The Republican says she favors a separate stand-alone law to protect people from being denied coverage because of preexisting conditions, but Democrats deride that proposal as a sham.

Gun control has been McBath’s signature issue. She and other Democrats claimed a victory last year when, for the first time in two decades, Congress provided funds to study ways to prevent gun injuries and deaths.

Handel says McBath is much less effective on other issues, arguing she’s inaccessible to local groups.

“Right now we have a single-issue, completely disengaged member of Congress representing this congressional district,” Handel said.

McBath says she’s been far more accessible than her predecessors, including Handel.

“I’ve held the first in-person town halls that this district has seen in decades, and I’ve worked tirelessly to ensure my constituents have had access to vital information and resources that they’ve needed during this pandemic,” she said.

McBath is again winning hefty financial support from Everytown for Gun Safety, with the group partly financed by Michael Bloomberg pledging $3 million on ads.
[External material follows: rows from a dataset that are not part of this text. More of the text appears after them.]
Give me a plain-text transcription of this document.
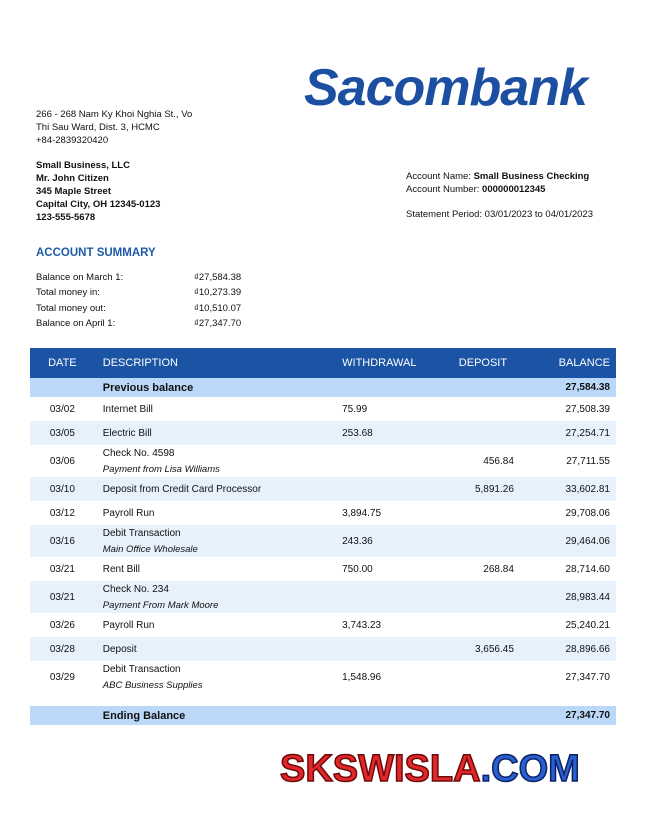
Sacombank
266 - 268 Nam Ky Khoi Nghia St., Vo
Thi Sau Ward, Dist. 3, HCMC
+84-2839320420
Small Business, LLC
Mr. John Citizen
345 Maple Street
Capital City, OH 12345-0123
123-555-5678
Account Name: Small Business Checking
Account Number: 000000012345
Statement Period: 03/01/2023 to 04/01/2023
ACCOUNT SUMMARY
Balance on March 1:	₫27,584.38
Total money in:	₫10,273.39
Total money out:	₫10,510.07
Balance on April 1:	₫27,347.70
DATE	DESCRIPTION	WITHDRAWAL	DEPOSIT	BALANCE
	Previous balance			27,584.38
03/02	Internet Bill	75.99		27,508.39
03/05	Electric Bill	253.68		27,254.71
03/06	Check No. 4598
Payment from Lisa Williams		456.84	27,711.55
03/10	Deposit from Credit Card Processor		5,891.26	33,602.81
03/12	Payroll Run	3,894.75		29,708.06
03/16	Debit Transaction
Main Office Wholesale	243.36		29,464.06
03/21	Rent Bill	750.00	268.84	28,714.60
03/21	Check No. 234
Payment From Mark Moore			28,983.44
03/26	Payroll Run	3,743.23		25,240.21
03/28	Deposit		3,656.45	28,896.66
03/29	Debit Transaction
ABC Business Supplies	1,548.96		27,347.70

	Ending Balance			27,347.70
SKSWISLA.COM
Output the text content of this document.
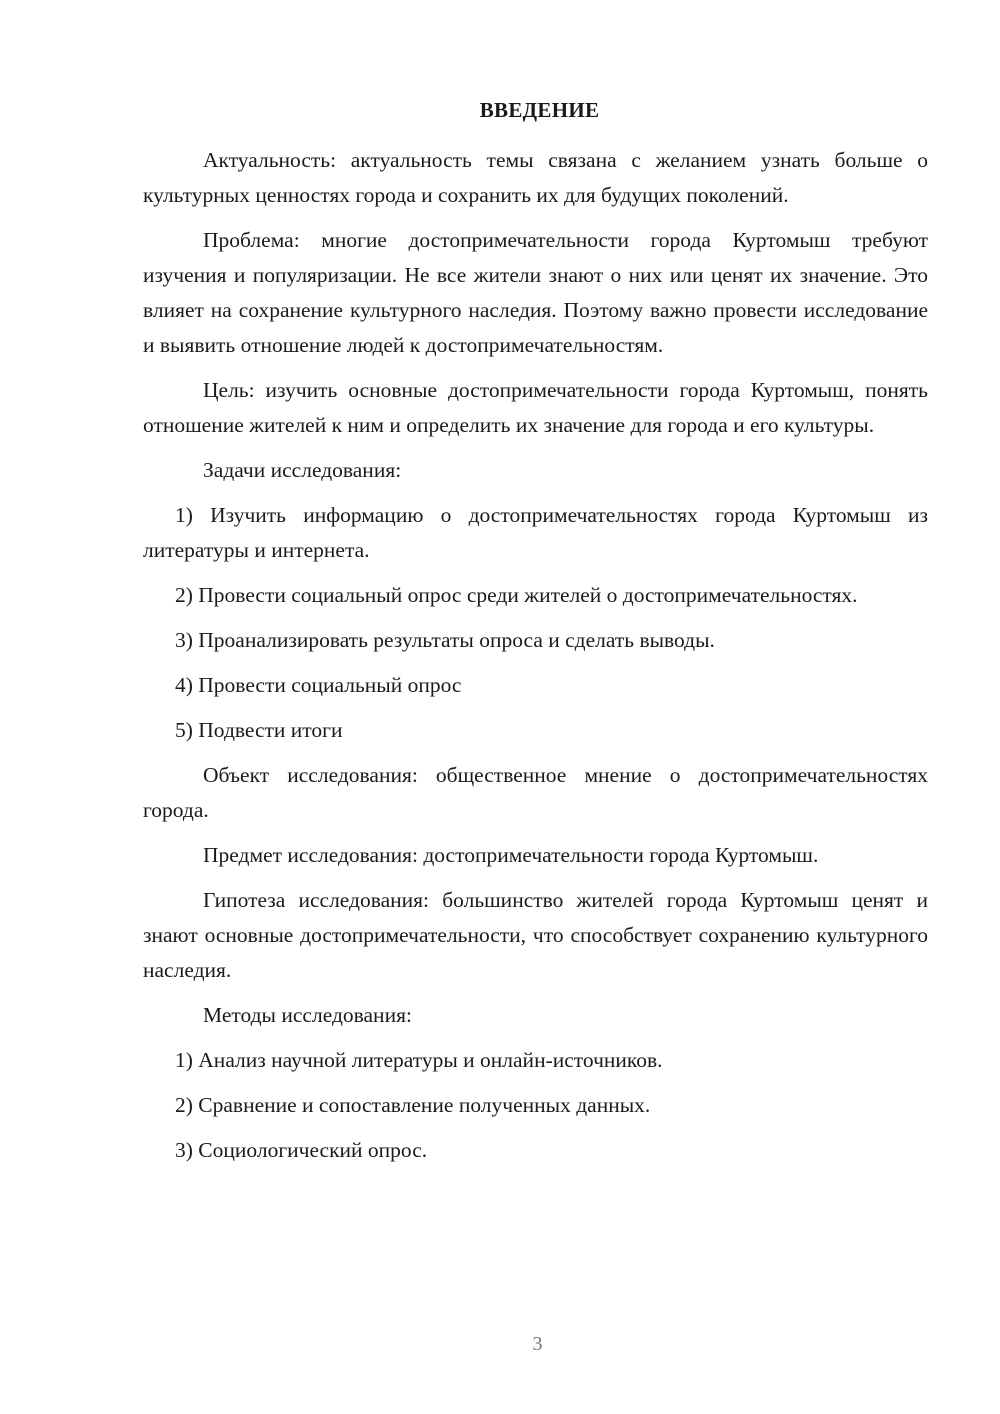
ВВЕДЕНИЕ

Актуальность: актуальность темы связана с желанием узнать больше о культурных ценностях города и сохранить их для будущих поколений.

Проблема: многие достопримечательности города Куртомыш требуют изучения и популяризации. Не все жители знают о них или ценят их значение. Это влияет на сохранение культурного наследия. Поэтому важно провести исследование и выявить отношение людей к достопримечательностям.

Цель: изучить основные достопримечательности города Куртомыш, понять отношение жителей к ним и определить их значение для города и его культуры.

Задачи исследования:

1) Изучить информацию о достопримечательностях города Куртомыш из литературы и интернета.

2) Провести социальный опрос среди жителей о достопримечательностях.

3) Проанализировать результаты опроса и сделать выводы.

4) Провести социальный опрос

5) Подвести итоги

Объект исследования: общественное мнение о достопримечательностях города.

Предмет исследования: достопримечательности города Куртомыш.

Гипотеза исследования: большинство жителей города Куртомыш ценят и знают основные достопримечательности, что способствует сохранению культурного наследия.

Методы исследования:

1) Анализ научной литературы и онлайн-источников.

2) Сравнение и сопоставление полученных данных.

3) Социологический опрос.

3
More than $4 million in outside money has already been spent in the race, about evenly split, according to the Center for Responsive Politics. McBath is vastly outraising Handel for direct spending, though, taking in more than $5 million compared to Handel’s roughly $2 million.
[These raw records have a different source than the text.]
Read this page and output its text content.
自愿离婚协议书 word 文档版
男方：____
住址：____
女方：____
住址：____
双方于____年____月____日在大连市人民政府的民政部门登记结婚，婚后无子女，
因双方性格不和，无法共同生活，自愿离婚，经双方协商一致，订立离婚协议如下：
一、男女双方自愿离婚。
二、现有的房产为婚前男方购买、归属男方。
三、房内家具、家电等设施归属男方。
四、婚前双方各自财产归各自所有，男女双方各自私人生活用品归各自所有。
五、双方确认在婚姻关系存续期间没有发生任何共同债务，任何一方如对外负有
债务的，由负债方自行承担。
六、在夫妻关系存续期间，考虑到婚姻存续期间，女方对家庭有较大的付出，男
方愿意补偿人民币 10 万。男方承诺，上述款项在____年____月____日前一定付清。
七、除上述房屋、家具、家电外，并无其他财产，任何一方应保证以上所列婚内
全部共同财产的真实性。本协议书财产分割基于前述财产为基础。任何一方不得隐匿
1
Handel has a long history of opposing abortion rights, while McBath favors them, pledging to ensure that a “woman has the ability to choose what’s best for her body with her healthcare provider.” In the debate, after McBath hit Handel for working for an anti-abortion group, Handel elided her position, saying “that’s a really emotional and personal issue for everyone, and there’s very different opinions.”

She then attacked McBath as the extremist for not supporting a proposal making it a crime not to provide medical care when an attempted abortion results in a child born alive. Opponents of the GOP measure say births during attempted abortions are extremely rare, generally occurring when doctors determine that a child won’t survive and parents opt to spend time with him or her before death.